Dodd took on his duties in a quiet and unpretentious way and offended people by not throwing lavish parties or becoming very involved in politics which were becoming more and more violent and troubling all around him. Martha who at 22 was coming out of a quick marriage and divorce, on the other hand, threw herself into the night life of Berlin and dated many of the important players in the German government including Diels, the head of the Gestapo. At first, no one in the family understood the threat of the new government and even acted a little giddy when they met Hitler and he kissed Martha’s hand. By the end of their tenure in 1938, Dodd was warning the US government of the dangers in Germany, but was not taken very seriously. Because the author shows how the actions of Hitler looked to an outsider who really wanted to avoid the evil around him until it was too late, we have a very unique perspective on what we know about how Hitler gained power.

“The Man Who Broke Into Auschwitz” by Denis Avey and Rob Broomsky, published by Da Capa Press is also a personal account, this time told by a British soldier who experienced WWII firsthand and spent time in the POW camp attached to the slave labor camp at Auschwitz. He begins his story with his experiences fighting Rommels troops in Libya and his capture as a POW and his incarceration from 1943 to 1945 in Auschwitz. While he was there he watched the Jewish prisoners and was able to establish a connection with one of them. By having the prisoner’s sister send him cigarettes, he was able to bribe a guard who let him exchange places with a Jewish prisoner and go into the slave labor camp twice and experience what the prisoners there experienced. As unlikely as this seems, Ernst, the prisoner, whose sister sent him the cigarettes survived the camp and the death march, in part because he bartered some of the cigarettes to obtain leather to protect his feet. Denis escaped during the evacuation of the camps and made his way back to England. Avey didn’t talk about his experiences for years and although he saw Ernst’s sister once after the war, he wasn’t aware that Ernst survived the death march and he never saw him again. When he finally did talk about his story, he assumed Ernst had died and only later saw the survivor’s tape that Ernst had made. In that tape, Ernst talked about the British soldier whom he called “Ginger” who got him cigarettes, which ultimately saved his life.
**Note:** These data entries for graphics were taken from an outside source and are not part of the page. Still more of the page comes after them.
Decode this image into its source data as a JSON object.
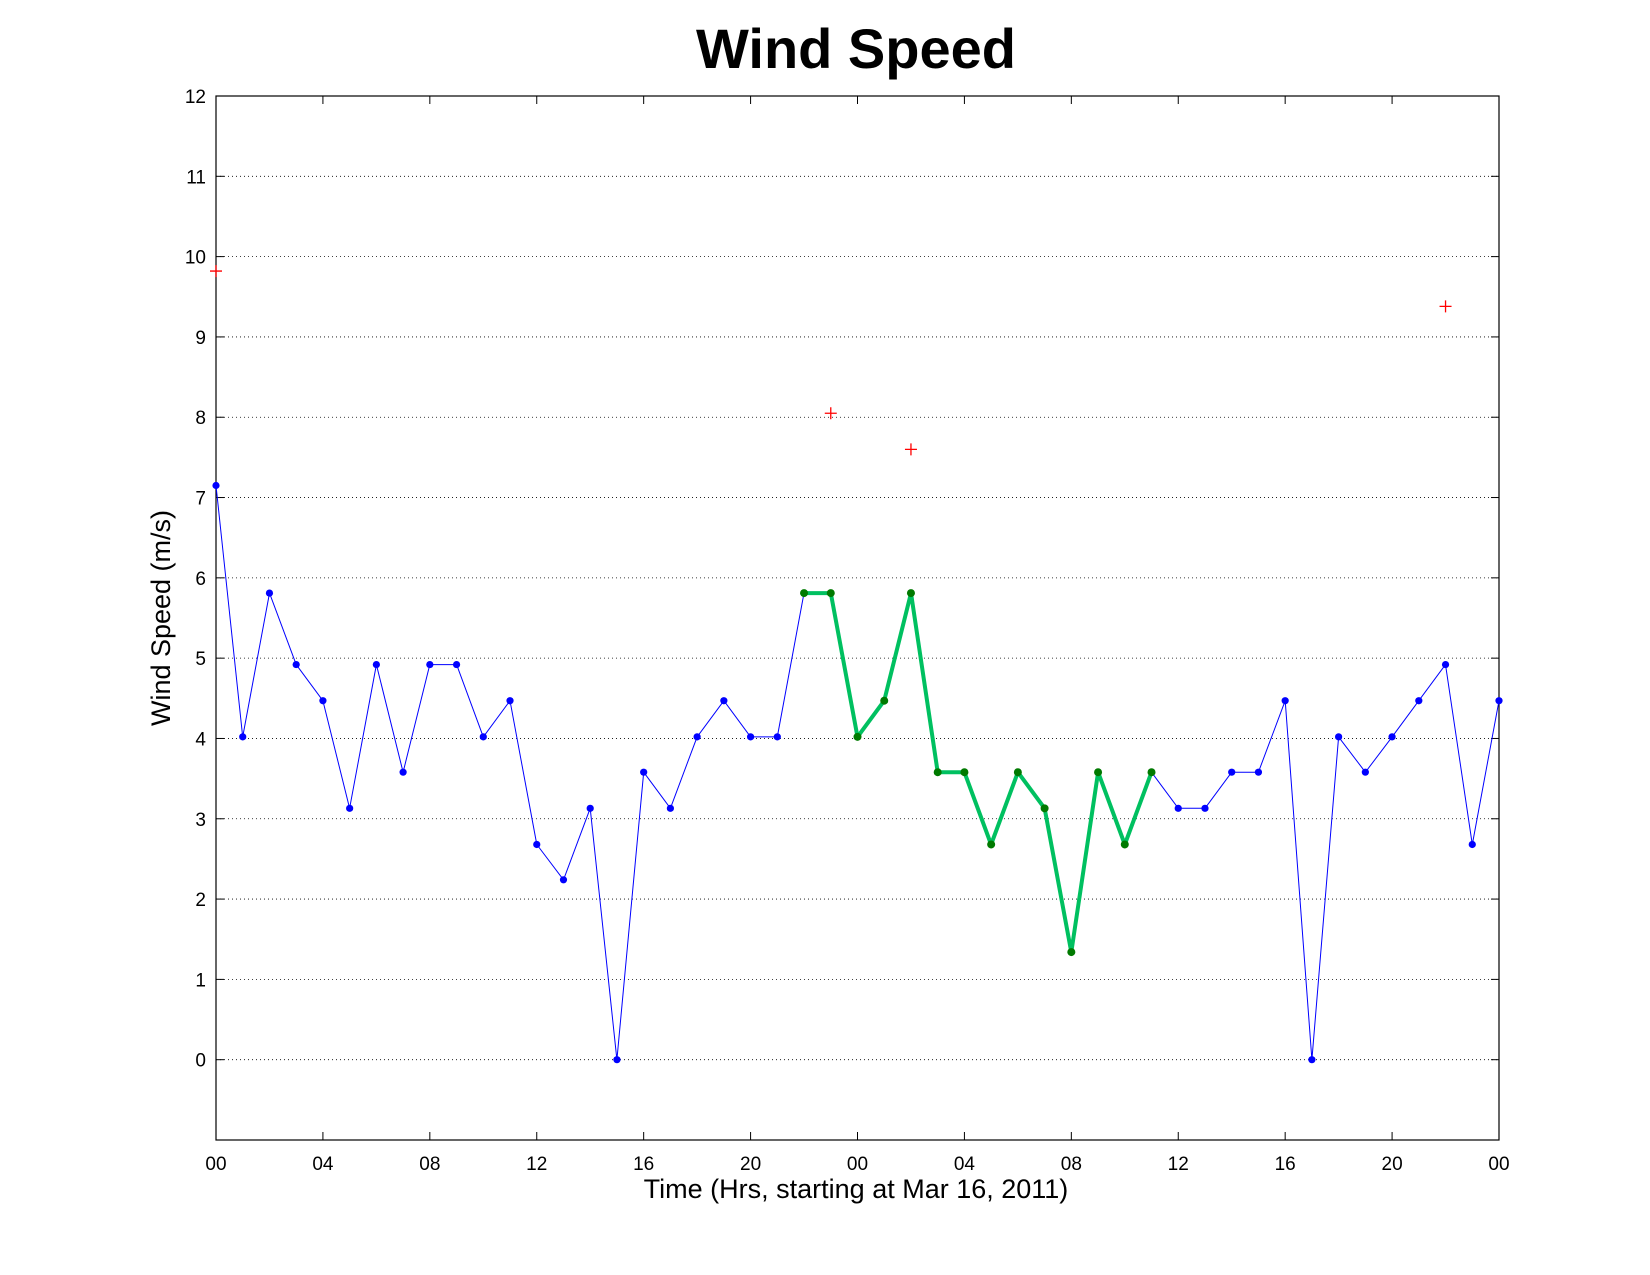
{
  "chart_data": {
    "type": "line",
    "title": "Wind Speed",
    "xlabel": "Time (Hrs, starting at Mar 16, 2011)",
    "ylabel": "Wind Speed (m/s)",
    "xlim": [
      0,
      48
    ],
    "ylim": [
      -1,
      12
    ],
    "grid": true,
    "y_ticks": [
      0,
      1,
      2,
      3,
      4,
      5,
      6,
      7,
      8,
      9,
      10,
      11,
      12
    ],
    "x_ticks": [
      {
        "x": 0,
        "label": "00"
      },
      {
        "x": 4,
        "label": "04"
      },
      {
        "x": 8,
        "label": "08"
      },
      {
        "x": 12,
        "label": "12"
      },
      {
        "x": 16,
        "label": "16"
      },
      {
        "x": 20,
        "label": "20"
      },
      {
        "x": 24,
        "label": "00"
      },
      {
        "x": 28,
        "label": "04"
      },
      {
        "x": 32,
        "label": "08"
      },
      {
        "x": 36,
        "label": "12"
      },
      {
        "x": 40,
        "label": "16"
      },
      {
        "x": 44,
        "label": "20"
      },
      {
        "x": 48,
        "label": "00"
      }
    ],
    "series": [
      {
        "color": "#0000ff",
        "style": "thin-line-dots",
        "x": [
          0,
          1,
          2,
          3,
          4,
          5,
          6,
          7,
          8,
          9,
          10,
          11,
          12,
          13,
          14,
          15,
          16,
          17,
          18,
          19,
          20,
          21,
          22,
          23,
          24,
          25,
          26,
          27,
          28,
          29,
          30,
          31,
          32,
          33,
          34,
          35,
          36,
          37,
          38,
          39,
          40,
          41,
          42,
          43,
          44,
          45,
          46,
          47,
          48
        ],
        "y": [
          7.15,
          4.02,
          5.81,
          4.92,
          4.47,
          3.13,
          4.92,
          3.58,
          4.92,
          4.92,
          4.02,
          4.47,
          2.68,
          2.24,
          3.13,
          0,
          3.58,
          3.13,
          4.02,
          4.47,
          4.02,
          4.02,
          5.81,
          5.81,
          4.02,
          4.47,
          5.81,
          3.58,
          3.58,
          2.68,
          3.58,
          3.13,
          1.34,
          3.58,
          2.68,
          3.58,
          3.13,
          3.13,
          3.58,
          3.58,
          4.47,
          0,
          4.02,
          3.58,
          4.02,
          4.47,
          4.92,
          2.68,
          4.47
        ]
      },
      {
        "color": "#00c060",
        "marker_color": "#007a00",
        "style": "thick-line-dots",
        "x": [
          22,
          23,
          24,
          25,
          26,
          27,
          28,
          29,
          30,
          31,
          32,
          33,
          34,
          35
        ],
        "y": [
          5.81,
          5.81,
          4.02,
          4.47,
          5.81,
          3.58,
          3.58,
          2.68,
          3.58,
          3.13,
          1.34,
          3.58,
          2.68,
          3.58
        ]
      },
      {
        "color": "#ff0000",
        "style": "plus-markers",
        "x": [
          0,
          23,
          26,
          46
        ],
        "y": [
          9.82,
          8.05,
          7.6,
          9.38
        ]
      }
    ]
  }
}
Although I thought I knew quite a bit about this period of history, I learned a lot from the personal perspective of these nonfictions books. One of the books I reviewed in July, “Children and Fire” by Ursula Hegi, although fiction, also gave an interesting perspective on this era. I spent a few days in Berlin in May and so my interest was already piqued, but you don’t need to jump on an Air Berlin flight (though you may want to) to be interested in these books.